Stratiform zinc-copper massive-sulfide deposits at Al Masane occur in thin dolomitic interbeds within Proterozoic felsic crystal tuff and mafic flows and volcaniclastics. These strata dip steeply westward and are underlain by shale and shaly graywacke to the east and overlain by lapilli crystal tuff to the west. This section is part of the Habawnah fold or mineral belt that extends from the Wadi Wassat area southward into Yemen. Western parts of the Habawnah fold belt, including the Al Masane area, are characterized by a bimodal assemblage of of phenocryst-poor basalts and sodic rhyolite crystal tuff, and by zinc-copper mineral deposits. Strata in the eastern part of the belt, mostly east of the Ashara fault zone, contain abundant phenocryst-rich mafic volcanic rocks, little felsic crystal tuff, and barren or locally nickeliferous massive pyrite deposits.

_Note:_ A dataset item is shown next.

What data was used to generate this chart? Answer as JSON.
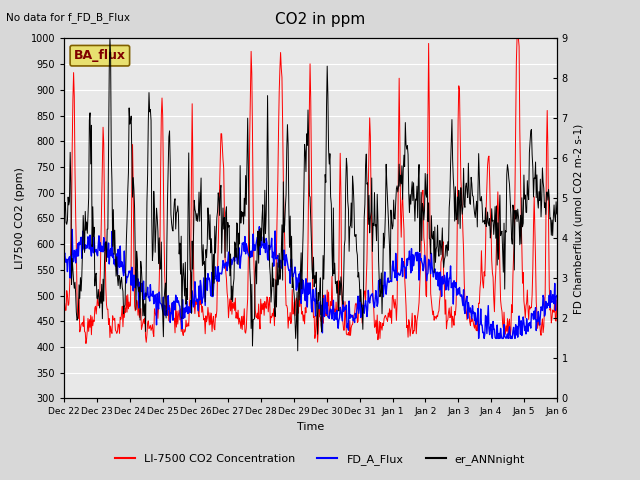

Stratified rocks and gabbro sills of the Al Masane area were isoclinally folded and metamorphosed to the greenschist facies. Structural analysis indicates that foliation, lineation, joints, major and minor folds, and one of three sets of faults formed during a single east-west compressional deformational episode. Axial-plane foliation dips steeply westward and is usually coincident with bedding. Lineation plunges steeply to the northwest throughout the map area and is parallel to the intersection of joints of two major sets and to the intersection of these joints with foliation. Major folds have north-trending, gently plunging axes to which the axis of a minor fold set is essentially parallel. A second minor fold-set has a steeply plunging axis parallel to lineation. The Saadah massive-sulfide body is elongated by a fold of this system.

Unmetamorphosed Proterozoic felsic sills, quartz monzonite and gabbro plutons, porphyritic diorite dikes, mafic dikes, and basalt dikes, in that apparent order, have intruded the stratified section. Basalt dikes are offset by southwestward-dipping reverse faults and by faults parallel to bedding.

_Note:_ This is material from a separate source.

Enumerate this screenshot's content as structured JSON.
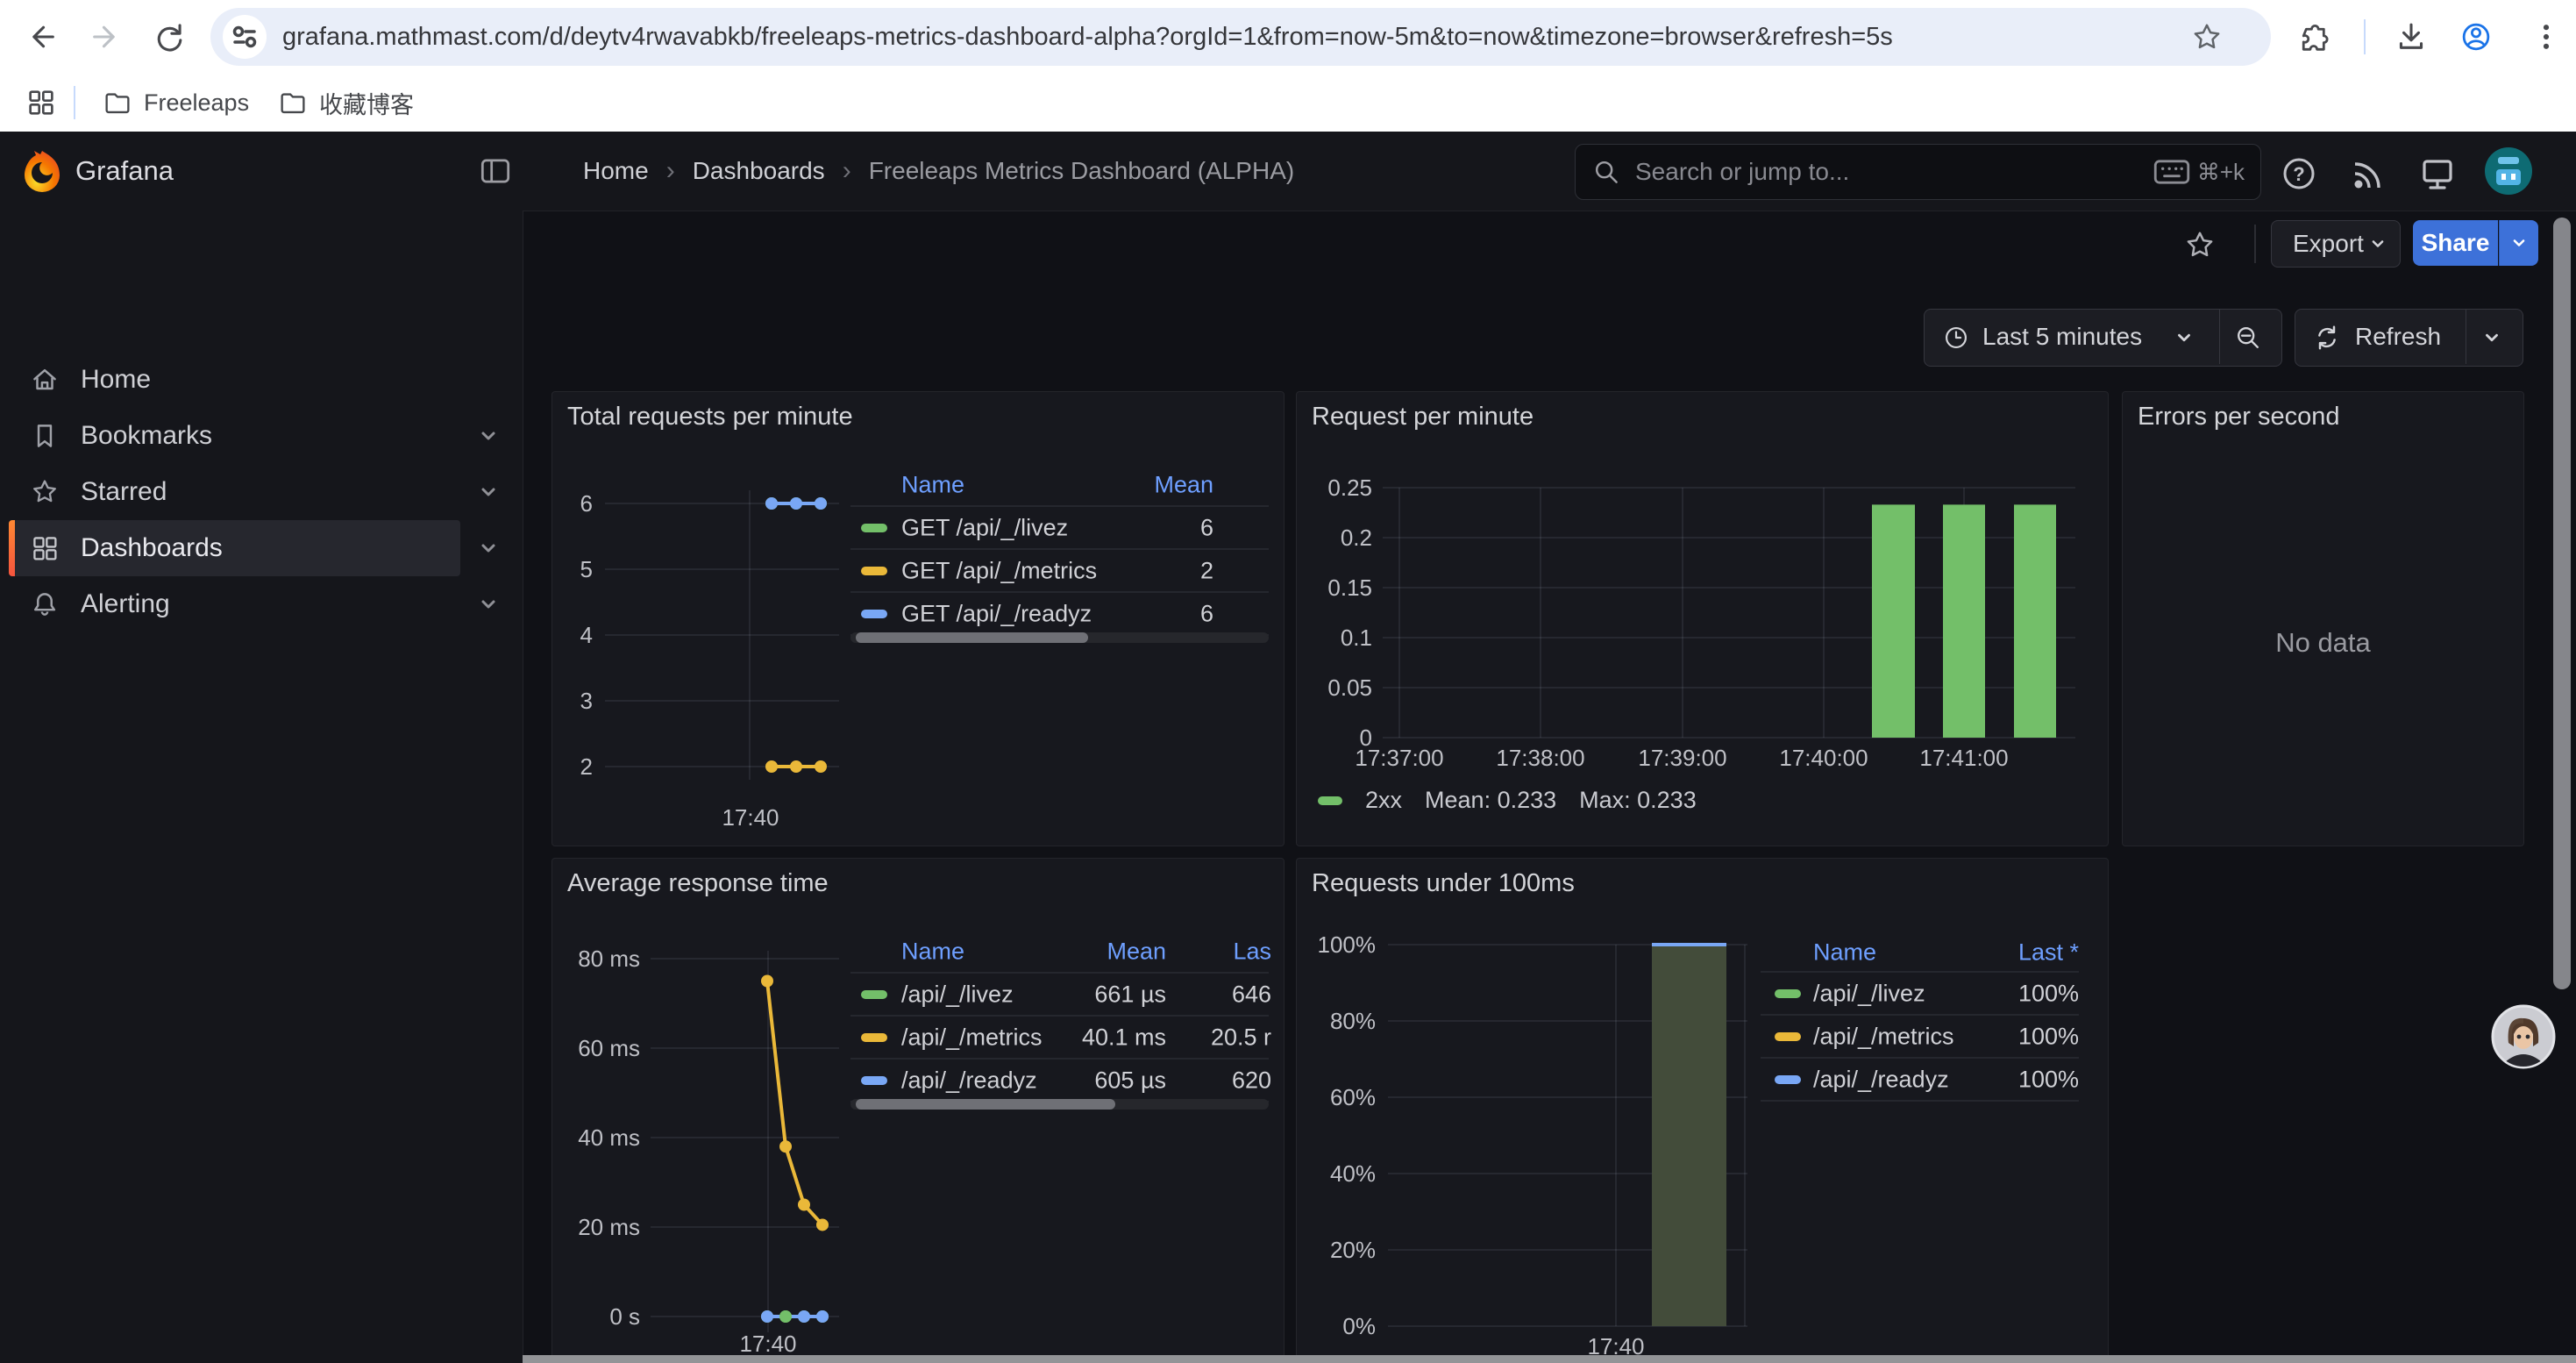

Malachite and metal-oxide-bearing gossans in the Al Masane area were mined in ancient times. Radiocarbon dating of charcoal in slag indicates that the ores were smelted about 1,200 years ago. Gossans are depleted in copper, silver, and zinc, relative to underlying sulfide, by factors of about 0.33, 0.2, and 0.08, respectively. Evaluation of numerous analyses of gossans, carbonates, and silicate rocks indicates that exploration for zinc-copper massive-sulfide deposits in the region should center on detailed geochemical studies of dolomitic beds.

Dolomitization of host siliceous shales and tuffs and the formation of the massive-sulfide bodies at Al Masane probably caused by submarine fumarolic hydrothermal activity during periods of relative volcanic quiescence. Further work in the Al Masane region should include a study of the dolomitized areas and a search for other potential alteration "pipe" products (e.g. chlorite) as a guide to location of proximal deposits.

Zinc-copper deposits at Al Masane and in the Dhahar-Al Hajrah and Kutam-Farah Garan areas have characteristics in common and are associated with felsic volcanic centers in the western bimodal part of the Habawnah mineral belt. They probably have parallel origins related to sea-floor volcanism. Deposits at Al Masane and Dhahar-Al Hajrah are possibly in the same general stratigraphic interval. Characteristics and distribution of altered rocks at Kutam suggest that the observed structural control of mineralization may represent remobilization.

Chemical characteristics of volcanic rocks at Al Masane and elsewhere, along with features such as zinc-copper-iron sulfide mineralization, rhyolite-basalt bimodality, and the quartz phenocryst-rich nature of the felsic rocks, are compatible with an unusually primitive tholeiitic island-arc origin for the strata and mineral deposits of the Habawnah mineral belt.